Python's threadpoolexecutor is still single OS-threaded. There will only ever be one thread executing in parallel (due to the GIL). Basically, in python, asyncio and threadpoolexecutor are almost entirely mappable to each other. Neither can accomplish more than the other.
Multi-process code can, of course, address some of these issues, but it comes at the cost of spinning up multiple OS processes and costly inter-process communication etc.
This doesn’t sound quite right. Unless they changed something threadpoolexecutor does involve multiple OS threads, and is not single threaded. Sure the GIL puts a big limitation on parallel execution, but it is most definitely different.
For one, regardless of the GIL it is still possible to have races in multithreaded python code. You have to worry about RMW because the threads are arbitrarily preemptible at a bytecode boundary. This is not the case with asyncio.
Additionally you can release the GIL when making calls to C code. Asyncio is giving you concurrency by using nonblocking calls, you can’t run two CPU bound threads in parallel with it. But you can do this with python threads. So it’s not true that neither can accomplish more than the other.

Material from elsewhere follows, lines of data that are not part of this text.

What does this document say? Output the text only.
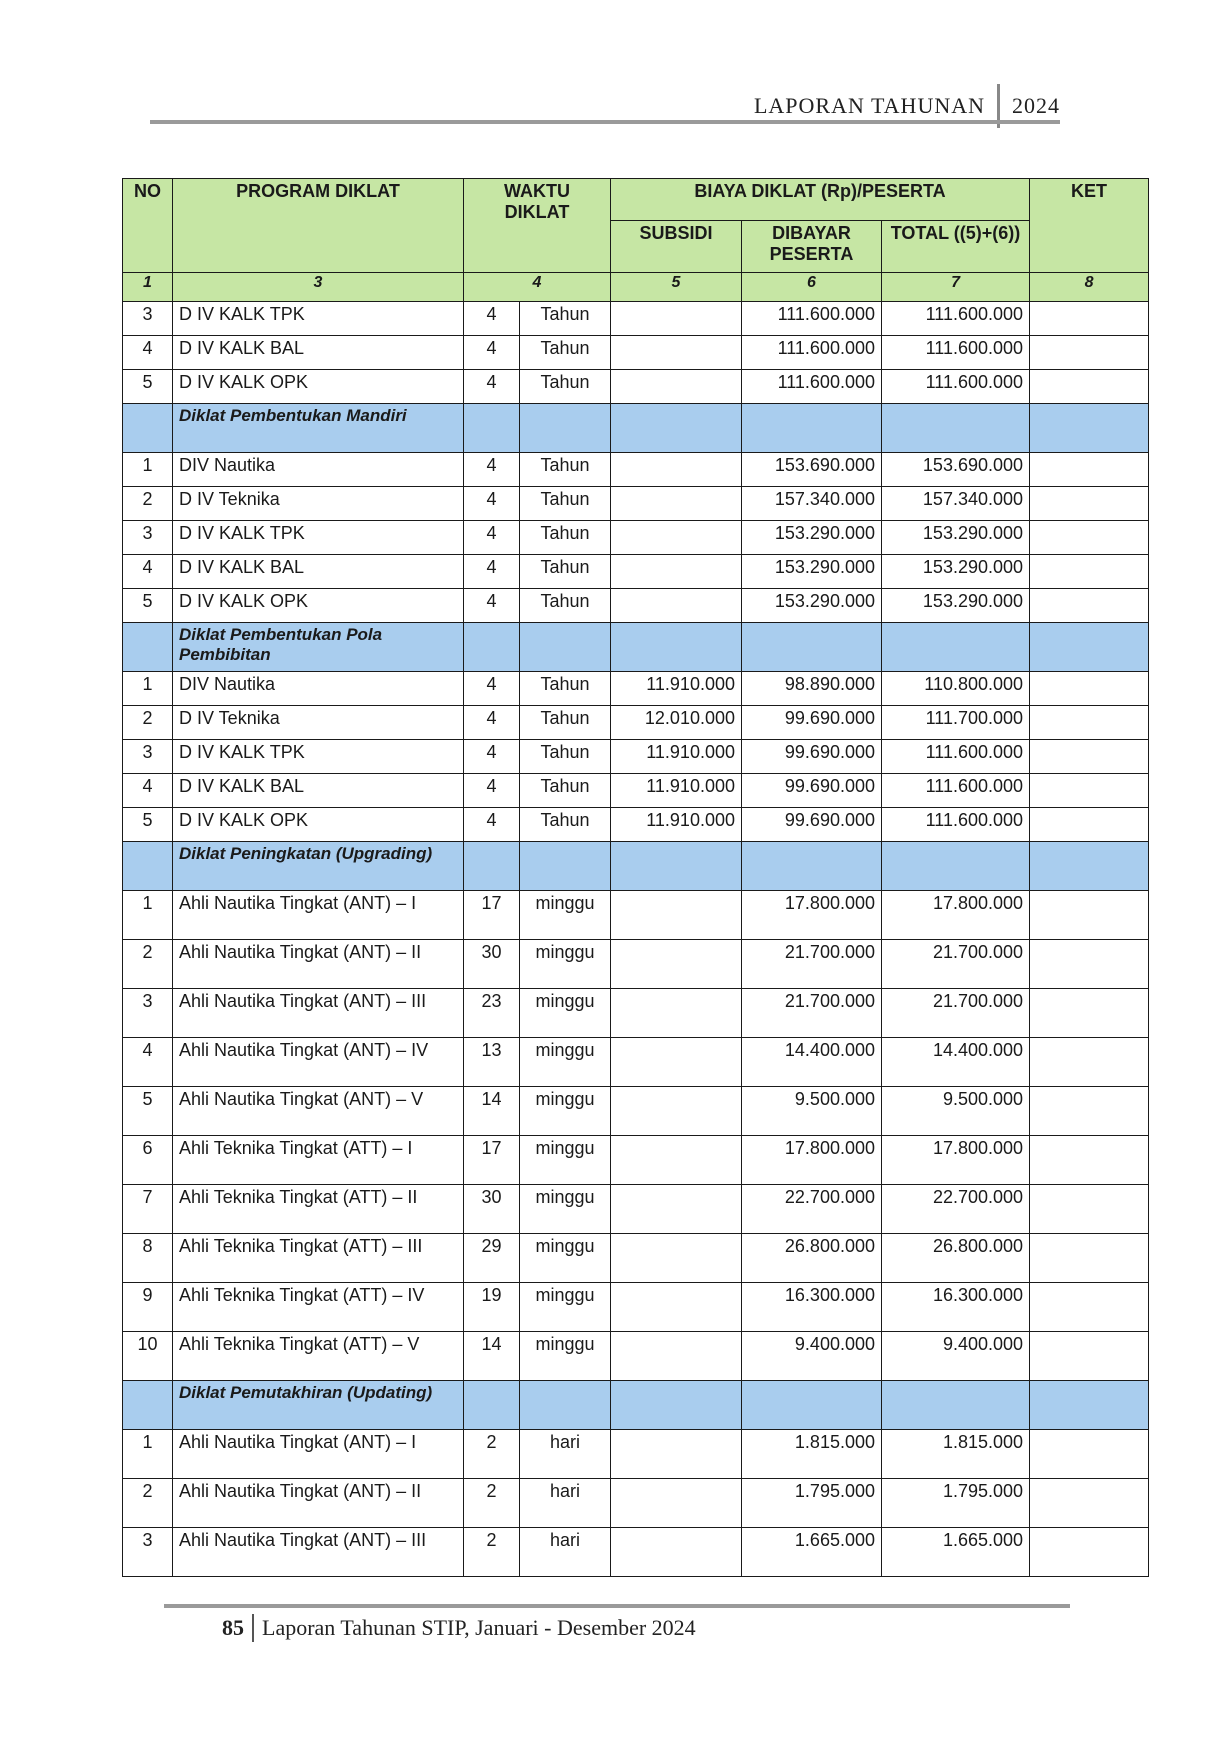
LAPORAN TAHUNAN 2024
NO	PROGRAM DIKLAT	WAKTU DIKLAT		BIAYA DIKLAT (Rp)/PESERTA			KET
				SUBSIDI	DIBAYAR PESERTA	TOTAL ((5)+(6))	
1	3	4		5	6	7	8
3	D IV KALK TPK	4	Tahun		111.600.000	111.600.000	
4	D IV KALK BAL	4	Tahun		111.600.000	111.600.000	
5	D IV KALK OPK	4	Tahun		111.600.000	111.600.000	
	Diklat Pembentukan Mandiri						
1	DIV Nautika	4	Tahun		153.690.000	153.690.000	
2	D IV Teknika	4	Tahun		157.340.000	157.340.000	
3	D IV KALK TPK	4	Tahun		153.290.000	153.290.000	
4	D IV KALK BAL	4	Tahun		153.290.000	153.290.000	
5	D IV KALK OPK	4	Tahun		153.290.000	153.290.000	
	Diklat Pembentukan Pola Pembibitan						
1	DIV Nautika	4	Tahun	11.910.000	98.890.000	110.800.000	
2	D IV Teknika	4	Tahun	12.010.000	99.690.000	111.700.000	
3	D IV KALK TPK	4	Tahun	11.910.000	99.690.000	111.600.000	
4	D IV KALK BAL	4	Tahun	11.910.000	99.690.000	111.600.000	
5	D IV KALK OPK	4	Tahun	11.910.000	99.690.000	111.600.000	
	Diklat Peningkatan (Upgrading)						
1	Ahli Nautika Tingkat (ANT) – I	17	minggu		17.800.000	17.800.000	
2	Ahli Nautika Tingkat (ANT) – II	30	minggu		21.700.000	21.700.000	
3	Ahli Nautika Tingkat (ANT) – III	23	minggu		21.700.000	21.700.000	
4	Ahli Nautika Tingkat (ANT) – IV	13	minggu		14.400.000	14.400.000	
5	Ahli Nautika Tingkat (ANT) – V	14	minggu		9.500.000	9.500.000	
6	Ahli Teknika Tingkat (ATT) – I	17	minggu		17.800.000	17.800.000	
7	Ahli Teknika Tingkat (ATT) – II	30	minggu		22.700.000	22.700.000	
8	Ahli Teknika Tingkat (ATT) – III	29	minggu		26.800.000	26.800.000	
9	Ahli Teknika Tingkat (ATT) – IV	19	minggu		16.300.000	16.300.000	
10	Ahli Teknika Tingkat (ATT) – V	14	minggu		9.400.000	9.400.000	
	Diklat Pemutakhiran (Updating)						
1	Ahli Nautika Tingkat (ANT) – I	2	hari		1.815.000	1.815.000	
2	Ahli Nautika Tingkat (ANT) – II	2	hari		1.795.000	1.795.000	
3	Ahli Nautika Tingkat (ANT) – III	2	hari		1.665.000	1.665.000	
85 Laporan Tahunan STIP, Januari - Desember 2024
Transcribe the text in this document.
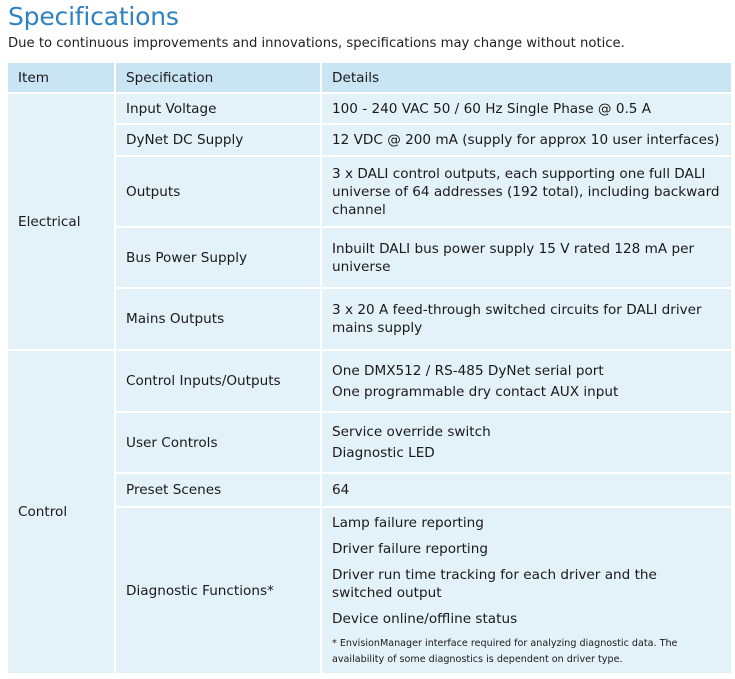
Specifications
Due to continuous improvements and innovations, specifications may change without notice.
Item	Specification	Details
Electrical	Input Voltage	100 - 240 VAC 50 / 60 Hz Single Phase @ 0.5 A

	DyNet DC Supply	12 VDC @ 200 mA (supply for approx 10 user interfaces)

	Outputs	3 x DALI control outputs, each supporting one full DALI universe of 64 addresses (192 total), including backward channel

	Bus Power Supply	Inbuilt DALI bus power supply 15 V rated 128 mA per universe

	Mains Outputs	3 x 20 A feed-through switched circuits for DALI driver mains supply

Control	Control Inputs/Outputs	One DMX512 / RS-485 DyNet serial port
One programmable dry contact AUX input

	User Controls	Service override switch
Diagnostic LED

	Preset Scenes	64

	Diagnostic Functions*	Lamp failure reporting
Driver failure reporting
Driver run time tracking for each driver and the switched output
Device online/offline status
* EnvisionManager interface required for analyzing diagnostic data. The availability of some diagnostics is dependent on driver type.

The only issue I see re: the GIL is that ThreadPoolExecutor (by its name) can mislead them into thinking that they are using proper threads when in fact they are still constrained by the GIL.
It's a confusion that has been quickly resolved every time a team mate of mine has run into the issue, but I have seen it happen multiple times (at different places).
Multi-process code can, of course, address some of these issues, but it comes at the cost of spinning up multiple OS processes and costly inter-process communication etc.